Triângulos >> Ionio Paschoalin

 


Oi, como vai você?

Eu estava te esperando aqui para termos uma conversa.

Permita-me contar as primeiras experiências que tive na infância, quando percebi que existiam dois mundos diferentes; um dentro e outro fora de mim. Eu era pequeno e tudo o que estava acima da linha dos meus olhos parecia imenso.

Eu percorria os lugares com meu corpo de criança. Pegava as coisas que achava e as colocava na boca para sentir o gosto. Quando finalmente ficava exausto me atirava no chão e minha cabeça sonhava com lugares que eu nunca tinha visitado.

Havia pessoas que me alimentavam e me controlavam. Ensinavam uma infinidade de regras de convivência, como falar de forma adequada, com que mão segurar objetos, de que forma os usar, como me comportar em determinadas situações, o que vestir, no que deveria acreditar, o que era mentira, o que era verdade etc. Logo percebi que eles próprios não tinham certeza sobre a veracidade dos seus ensinamentos, mas tinham que cumprir seus papéis de tutores. Nos chamávamos de família e o amor e o ódio nos mantinha juntos.

Disseram-me que não poderia viver só; todos nós temos que pertencer a grupos. Isso me pareceu razoável; assim como no futebol, não posso cobrar um escanteio e no mesmo instante, estar na área para receber a bola e chutá-la contra o gol. Não posso ter todos os subsídios que preciso para sobreviver sem o auxílio de um grupo onde cada um tem sua função na colaboração coletiva.

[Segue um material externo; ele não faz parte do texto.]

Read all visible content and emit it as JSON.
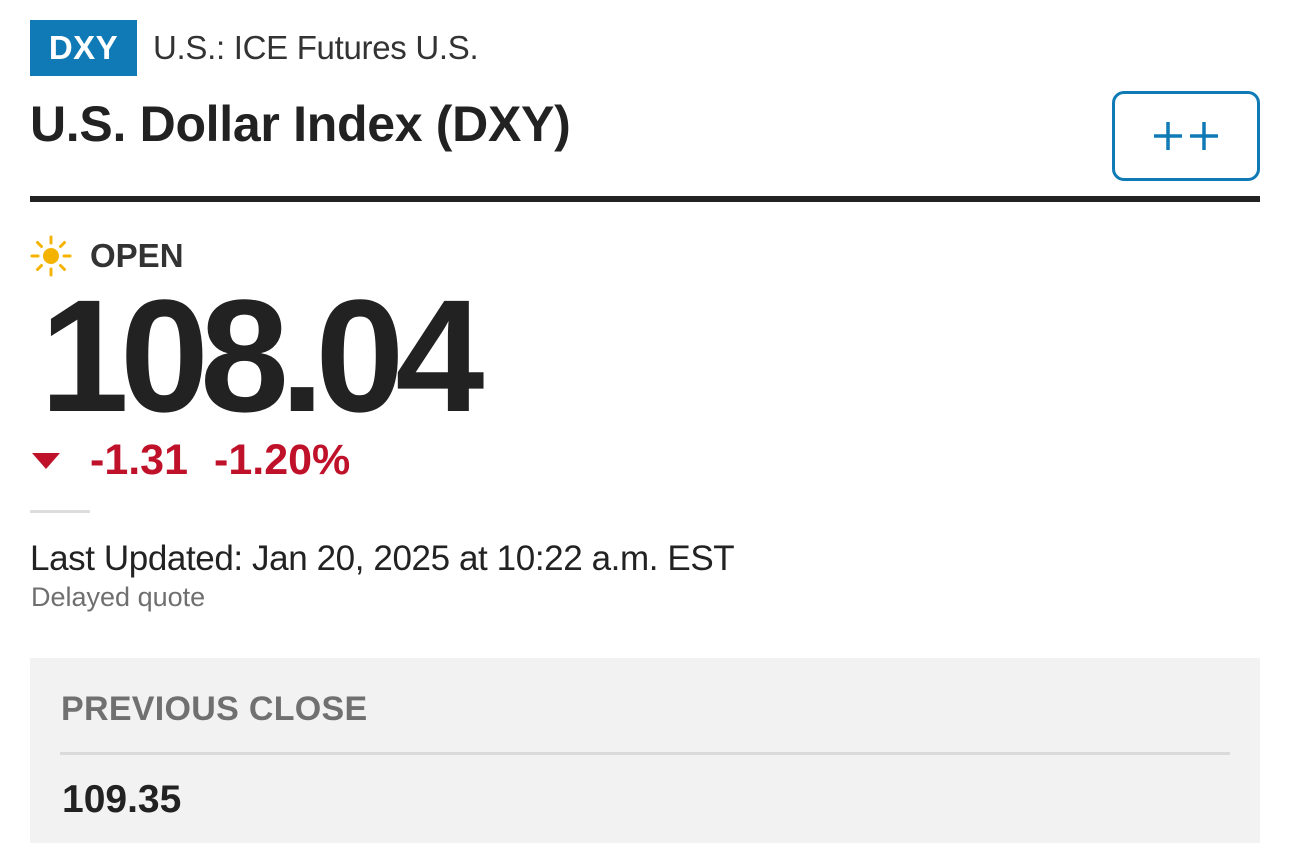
{
  "header": {
    "ticker": "DXY",
    "exchange": "U.S.: ICE Futures U.S.",
    "title": "U.S. Dollar Index (DXY)",
    "watch_button_icon": "plus-plus-icon"
  },
  "market_status": {
    "icon": "sun-icon",
    "label": "OPEN"
  },
  "quote": {
    "price": "108.04",
    "direction": "down",
    "change": "-1.31",
    "change_percent": "-1.20%",
    "last_updated": "Last Updated: Jan 20, 2025 at 10:22 a.m. EST",
    "delay_note": "Delayed quote"
  },
  "key_data": {
    "previous_close_label": "PREVIOUS CLOSE",
    "previous_close_value": "109.35"
  },
  "colors": {
    "brand_blue": "#0f7ab5",
    "negative_red": "#c0112a",
    "sun_yellow": "#f5b301",
    "text_dark": "#222222",
    "muted_gray": "#707070",
    "panel_bg": "#f2f2f2"
  }
}
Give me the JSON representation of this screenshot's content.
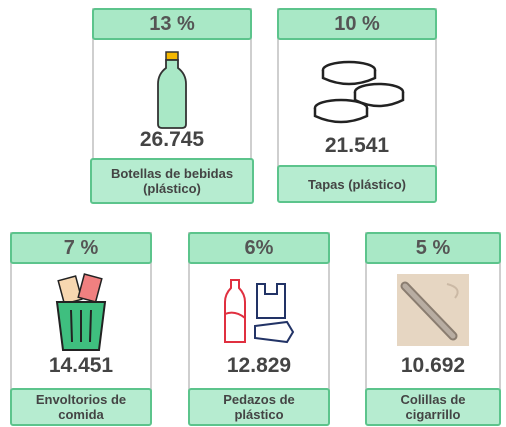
{
  "items": [
    {
      "percent": "13 %",
      "count": "26.745",
      "label": "Botellas de bebidas (plástico)"
    },
    {
      "percent": "10 %",
      "count": "21.541",
      "label": "Tapas (plástico)"
    },
    {
      "percent": "7 %",
      "count": "14.451",
      "label": "Envoltorios de comida"
    },
    {
      "percent": "6%",
      "count": "12.829",
      "label": "Pedazos de plástico"
    },
    {
      "percent": "5 %",
      "count": "10.692",
      "label": "Colillas de cigarrillo"
    }
  ]
}
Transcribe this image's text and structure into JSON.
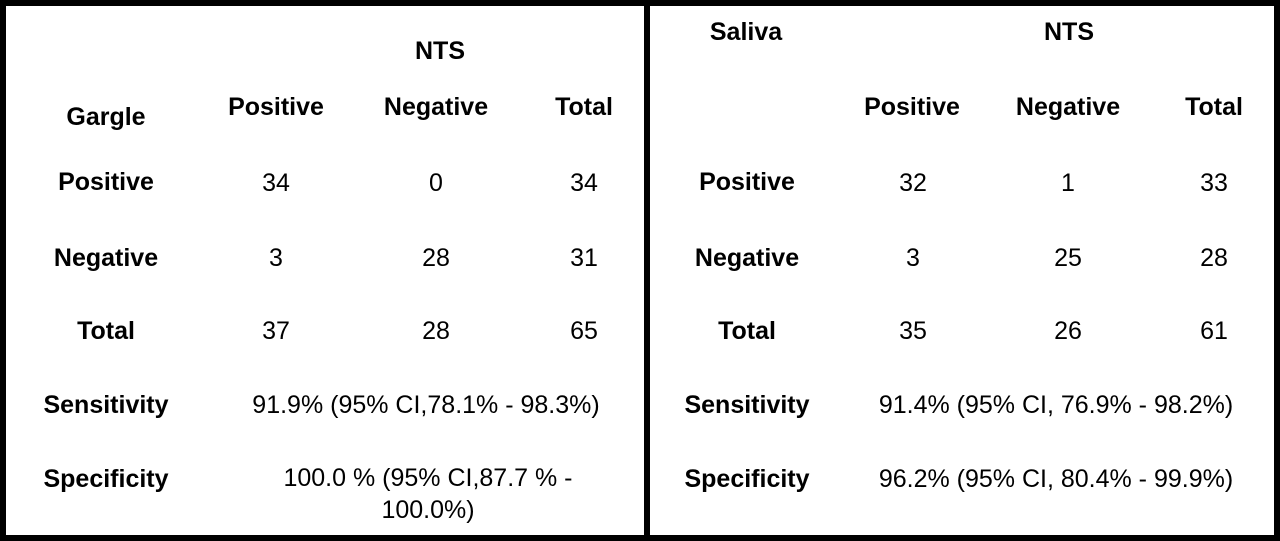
{
  "left": {
    "row_title": "Gargle",
    "col_title": "NTS",
    "col_headers": [
      "Positive",
      "Negative",
      "Total"
    ],
    "rows": [
      {
        "label": "Positive",
        "values": [
          "34",
          "0",
          "34"
        ]
      },
      {
        "label": "Negative",
        "values": [
          "3",
          "28",
          "31"
        ]
      },
      {
        "label": "Total",
        "values": [
          "37",
          "28",
          "65"
        ]
      }
    ],
    "sensitivity_label": "Sensitivity",
    "sensitivity_value": "91.9% (95% CI,78.1% - 98.3%)",
    "specificity_label": "Specificity",
    "specificity_value": "100.0 % (95% CI,87.7 % - 100.0%)"
  },
  "right": {
    "row_title": "Saliva",
    "col_title": "NTS",
    "col_headers": [
      "Positive",
      "Negative",
      "Total"
    ],
    "rows": [
      {
        "label": "Positive",
        "values": [
          "32",
          "1",
          "33"
        ]
      },
      {
        "label": "Negative",
        "values": [
          "3",
          "25",
          "28"
        ]
      },
      {
        "label": "Total",
        "values": [
          "35",
          "26",
          "61"
        ]
      }
    ],
    "sensitivity_label": "Sensitivity",
    "sensitivity_value": "91.4% (95% CI, 76.9% - 98.2%)",
    "specificity_label": "Specificity",
    "specificity_value": "96.2% (95% CI, 80.4% - 99.9%)"
  }
}
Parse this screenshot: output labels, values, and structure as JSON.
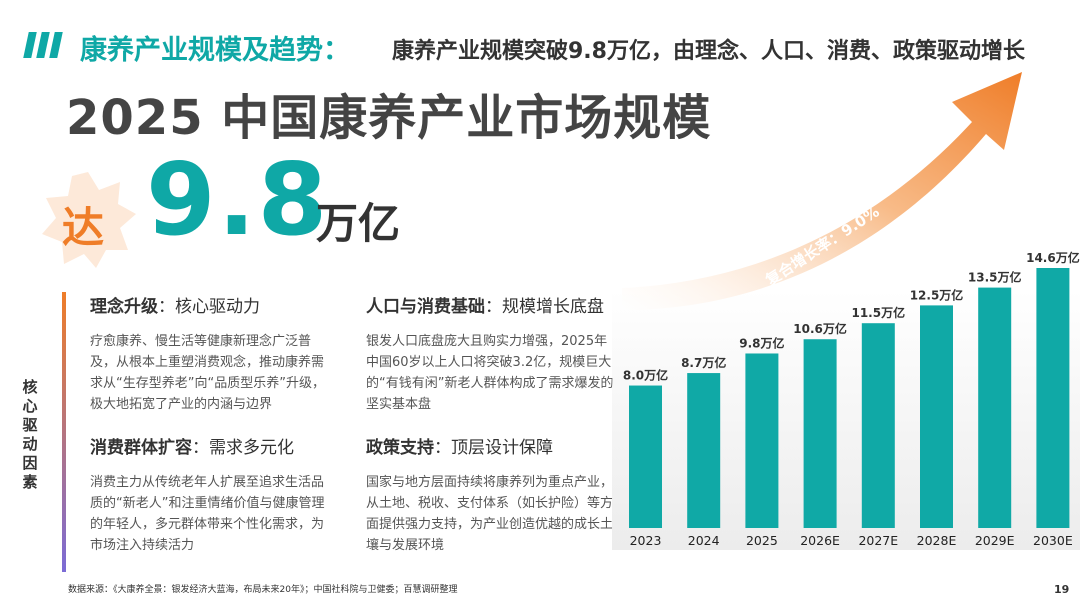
{
  "header": {
    "title": "康养产业规模及趋势：",
    "subtitle": "康养产业规模突破9.8万亿，由理念、人口、消费、政策驱动增长"
  },
  "main_title": "2025 中国康养产业市场规模",
  "highlight": {
    "prefix": "达",
    "value": "9.8",
    "unit": "万亿"
  },
  "side_label": "核心驱动因素",
  "cards": [
    {
      "key": "理念升级",
      "rest": "：核心驱动力",
      "text": "疗愈康养、慢生活等健康新理念广泛普及，从根本上重塑消费观念，推动康养需求从“生存型养老”向“品质型乐养”升级，极大地拓宽了产业的内涵与边界"
    },
    {
      "key": "人口与消费基础",
      "rest": "：规模增长底盘",
      "text": "银发人口底盘庞大且购实力增强，2025年中国60岁以上人口将突破3.2亿，规模巨大的“有钱有闲”新老人群体构成了需求爆发的坚实基本盘"
    },
    {
      "key": "消费群体扩容",
      "rest": "：需求多元化",
      "text": "消费主力从传统老年人扩展至追求生活品质的“新老人”和注重情绪价值与健康管理的年轻人，多元群体带来个性化需求，为市场注入持续活力"
    },
    {
      "key": "政策支持",
      "rest": "：顶层设计保障",
      "text": "国家与地方层面持续将康养列为重点产业，从土地、税收、支付体系（如长护险）等方面提供强力支持，为产业创造优越的成长土壤与发展环境"
    }
  ],
  "chart_data": {
    "type": "bar",
    "categories": [
      "2023",
      "2024",
      "2025",
      "2026E",
      "2027E",
      "2028E",
      "2029E",
      "2030E"
    ],
    "values": [
      8.0,
      8.7,
      9.8,
      10.6,
      11.5,
      12.5,
      13.5,
      14.6
    ],
    "data_labels": [
      "8.0万亿",
      "8.7万亿",
      "9.8万亿",
      "10.6万亿",
      "11.5万亿",
      "12.5万亿",
      "13.5万亿",
      "14.6万亿"
    ],
    "unit": "万亿",
    "annotation": "复合增长率：9.0%",
    "bar_color": "#10a9a6",
    "arrow_color": "#ef7d28",
    "grid": false
  },
  "footnote": "数据来源：《大康养全景：银发经济大蓝海，布局未来20年》；中国社科院与卫健委；百慧调研整理",
  "page_number": "19"
}
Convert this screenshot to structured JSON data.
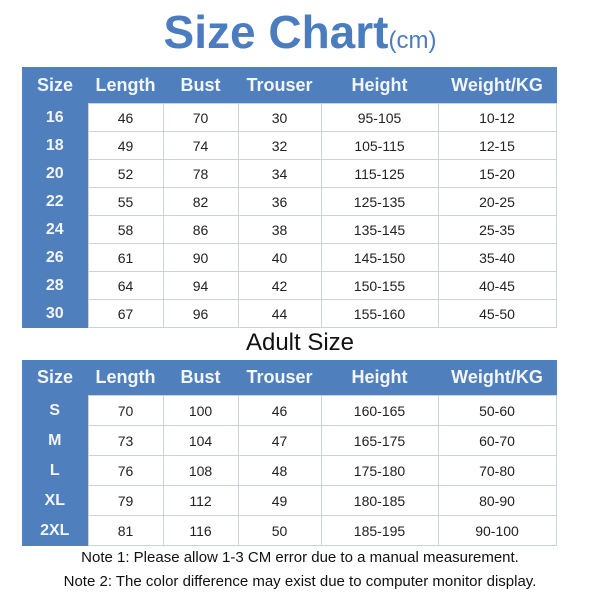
{
  "title": {
    "main": "Size Chart",
    "unit": "(cm)"
  },
  "headers": [
    "Size",
    "Length",
    "Bust",
    "Trouser",
    "Height",
    "Weight/KG"
  ],
  "kids_rows": [
    [
      "16",
      "46",
      "70",
      "30",
      "95-105",
      "10-12"
    ],
    [
      "18",
      "49",
      "74",
      "32",
      "105-115",
      "12-15"
    ],
    [
      "20",
      "52",
      "78",
      "34",
      "115-125",
      "15-20"
    ],
    [
      "22",
      "55",
      "82",
      "36",
      "125-135",
      "20-25"
    ],
    [
      "24",
      "58",
      "86",
      "38",
      "135-145",
      "25-35"
    ],
    [
      "26",
      "61",
      "90",
      "40",
      "145-150",
      "35-40"
    ],
    [
      "28",
      "64",
      "94",
      "42",
      "150-155",
      "40-45"
    ],
    [
      "30",
      "67",
      "96",
      "44",
      "155-160",
      "45-50"
    ]
  ],
  "adult_title": "Adult Size",
  "adult_rows": [
    [
      "S",
      "70",
      "100",
      "46",
      "160-165",
      "50-60"
    ],
    [
      "M",
      "73",
      "104",
      "47",
      "165-175",
      "60-70"
    ],
    [
      "L",
      "76",
      "108",
      "48",
      "175-180",
      "70-80"
    ],
    [
      "XL",
      "79",
      "112",
      "49",
      "180-185",
      "80-90"
    ],
    [
      "2XL",
      "81",
      "116",
      "50",
      "185-195",
      "90-100"
    ]
  ],
  "notes": [
    "Note 1: Please allow 1-3 CM error due to a manual measurement.",
    "Note 2: The color difference may exist due to computer monitor display."
  ],
  "colors": {
    "header_blue": "#4f7fbd",
    "title_blue": "#4a7cbf"
  }
}
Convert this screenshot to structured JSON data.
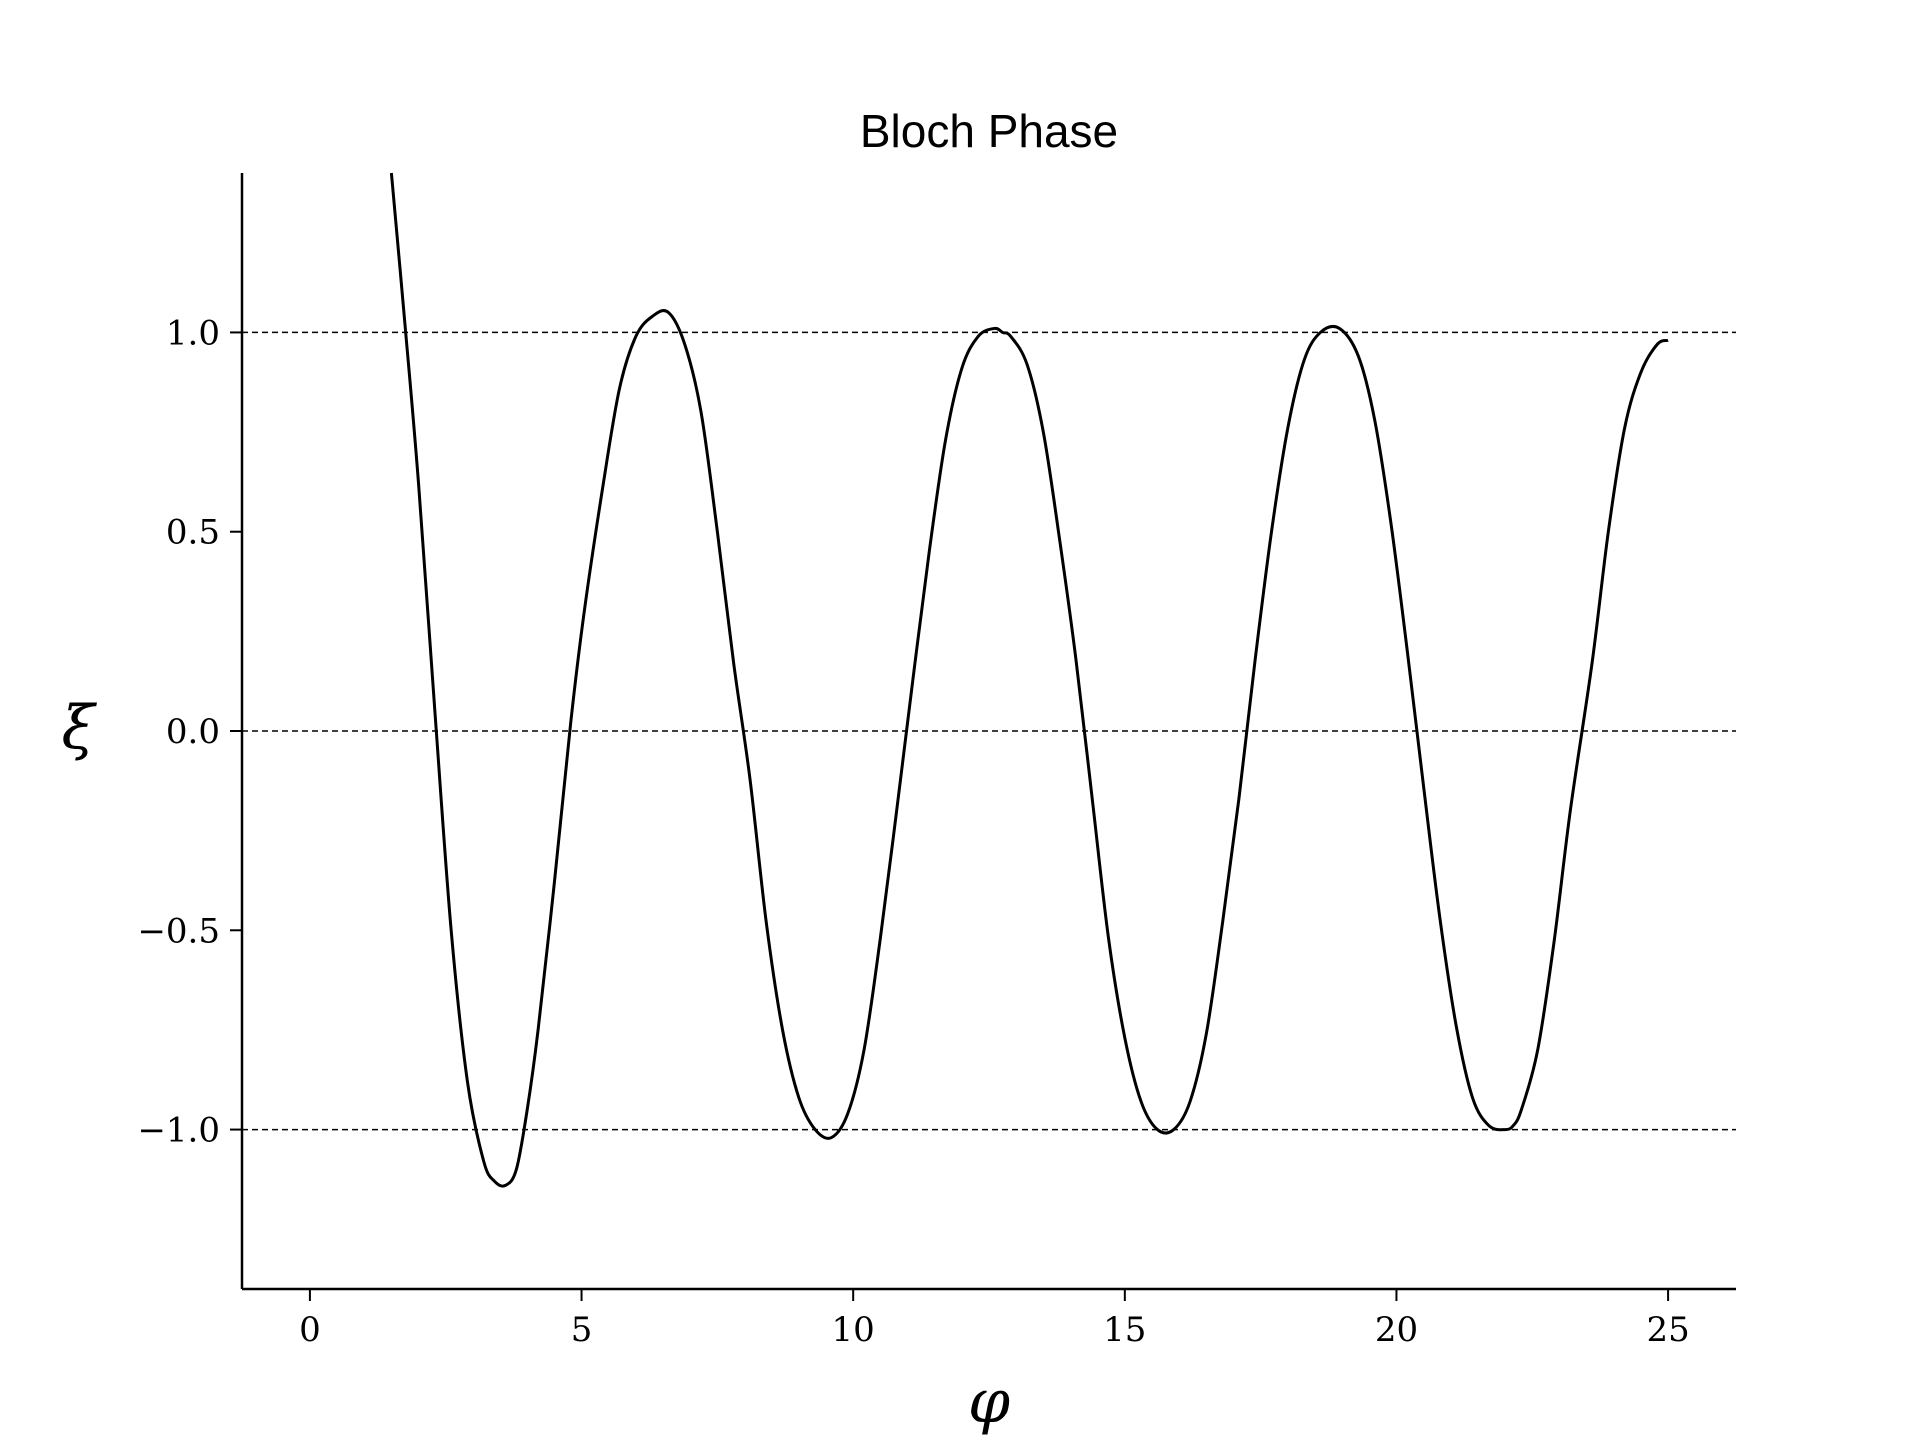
{
  "chart_data": {
    "type": "line",
    "title": "Bloch Phase",
    "xlabel": "φ",
    "ylabel": "ξ",
    "xlim": [
      -1.25,
      26.25
    ],
    "ylim": [
      -1.4,
      1.4
    ],
    "x_ticks": [
      0,
      5,
      10,
      15,
      20,
      25
    ],
    "x_tick_labels": [
      "0",
      "5",
      "10",
      "15",
      "20",
      "25"
    ],
    "y_ticks": [
      -1.0,
      -0.5,
      0.0,
      0.5,
      1.0
    ],
    "y_tick_labels": [
      "−1.0",
      "−0.5",
      "0.0",
      "0.5",
      "1.0"
    ],
    "reference_lines": [
      -1.0,
      0.0,
      1.0
    ],
    "grid": false,
    "line_color": "#000000",
    "series": [
      {
        "x": [
          1.5,
          1.75,
          2.0,
          2.3,
          2.6,
          2.9,
          3.2,
          3.4,
          3.6,
          3.8,
          4.0,
          4.2,
          4.5,
          4.8,
          5.05,
          5.4,
          5.7,
          6.0,
          6.3,
          6.6,
          6.9,
          7.2,
          7.5,
          7.8,
          8.1,
          8.4,
          8.7,
          9.0,
          9.3,
          9.6,
          9.9,
          10.2,
          10.5,
          10.8,
          11.1,
          11.4,
          11.7,
          12.0,
          12.3,
          12.6,
          12.75,
          12.9,
          13.2,
          13.5,
          13.8,
          14.1,
          14.4,
          14.7,
          15.0,
          15.3,
          15.6,
          15.9,
          16.2,
          16.5,
          16.8,
          17.1,
          17.4,
          17.7,
          18.0,
          18.3,
          18.6,
          18.95,
          19.3,
          19.6,
          19.9,
          20.2,
          20.5,
          20.8,
          21.1,
          21.4,
          21.7,
          22.0,
          22.15,
          22.3,
          22.6,
          22.9,
          23.2,
          23.6,
          23.9,
          24.2,
          24.5,
          24.8,
          25.0
        ],
        "y": [
          1.4,
          1.02,
          0.62,
          0.05,
          -0.5,
          -0.88,
          -1.08,
          -1.13,
          -1.14,
          -1.1,
          -0.95,
          -0.75,
          -0.38,
          0.02,
          0.3,
          0.62,
          0.86,
          0.99,
          1.04,
          1.05,
          0.97,
          0.8,
          0.5,
          0.17,
          -0.12,
          -0.48,
          -0.75,
          -0.92,
          -1.0,
          -1.02,
          -0.96,
          -0.8,
          -0.52,
          -0.2,
          0.13,
          0.45,
          0.73,
          0.91,
          0.99,
          1.01,
          1.0,
          0.99,
          0.92,
          0.75,
          0.48,
          0.18,
          -0.17,
          -0.52,
          -0.77,
          -0.93,
          -1.0,
          -1.0,
          -0.93,
          -0.76,
          -0.48,
          -0.17,
          0.18,
          0.5,
          0.76,
          0.93,
          1.0,
          1.01,
          0.94,
          0.78,
          0.52,
          0.2,
          -0.14,
          -0.47,
          -0.74,
          -0.92,
          -0.99,
          -1.0,
          -0.99,
          -0.95,
          -0.8,
          -0.53,
          -0.2,
          0.17,
          0.5,
          0.76,
          0.9,
          0.97,
          0.98
        ]
      }
    ]
  }
}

Um dia fui matriculado na escola e tive a chance de estudar as relações de poder que existiam entre as pessoas. O professor tinha a obrigação de nos avaliar e classificar que tipo de gente éramos. Mas quando a aula acabava, começavam os jogos e outras crianças tomavam o papel de liderança por serem mais fortes, engraçadas ou bonitas. Essas influenciavam a todos que lá estavam, redefinindo o lugar que cada um deveria ocupar. Eu tentei mesmo fazer parte de alguma coisa, mas logo entendi que éramos personagens sem um roteiro; nada daquilo deveria ser levado à sério.

Há três elementos: nós, os outros e um motivo que nos reúne. Relações são como triângulos e todos pertencemos a vários grupos.

Não demora muito, logo depois de sermos apresentados, sentimos as primeiras impressões sobre afeições, antipatias e indiferenças, tentamos nos aproximar das pessoas às quais nos identificamos e nos afastar dos outros. Todos estão fazendo o mesmo conosco, então talvez não consigamos a amizade daqueles que gostaríamos e procuremos outras turmas que nos possam acolher.

Quem não achar um lugar na reunião será ignorado ou atacado por um ou mais membros. Eles podem te devorar como um câncer que mastiga devagar. Depois de algum tempo de convivência, nossos papéis vão mudando, tudo transita, nada para. Somos o que somos por instantes, até sermos outros. Papéis são rasgados quando submetidos ao movimento de duas mãos em oposição.

E você?

Quando se apaixonou pela primeira vez?

Como lidou com a dor depois de perder o primeiro amor?

Suas dores são crônicas? Toma analgésicos para amenizá-las?

Não foi inédito quando o primeiro “eu te amo” escapou da sua boca. Essa frase foi, é e será repetida infinitamente em todas as línguas, eras e culturas.

Quando trapaceou, foi apanhado ou conseguiu sustentar a mentira? Por quanto tempo?

Vou te falar uma coisa, considero a verdade tão tirana quanto os ponteiros de um relógio.

Do que sente medo?

Como lida com o rancor?

Lembra quando te falaram aquilo na frente de todo mundo? Foi humilhante, né? Cinco minutos depois veio a resposta perfeita, mas já era tarde. Ficou recordando a situação e, na sua cabeça, respondia a provocação no momento preciso. Brigou com o ofensor todos os dias, repetia a frase triunfal e acrescentava mais retruques. Mas nunca disse isso a ele.

Como conseguiu continuar uma briga sem a presença do teu antípoda?

Tem muita gente vivendo na gente. Dentro de nós mora uma cidade. Dentro da cidade tem um parque com árvores seculares.

As moléculas que formam teu corpo fluíram do espaço, esvaídas de astros, estrelas e planetas.

Seus pensamentos já foram pensados antes de você estar aqui. Seus sonhos já foram sonhados, seus delírios, deleites e desesperos já viveram em outros corpos.

Já se sentiu como um barco à deriva?

Não se esqueça de que as águas do mar que te levam ao encontro de algum léu, foram transpiradas da tua própria carne.

Não vê? Somos a mesma pessoa. Todos nós somos eu e você.

Temos entre nós apenas uma tela. Foi bom nos encontrarmos aqui!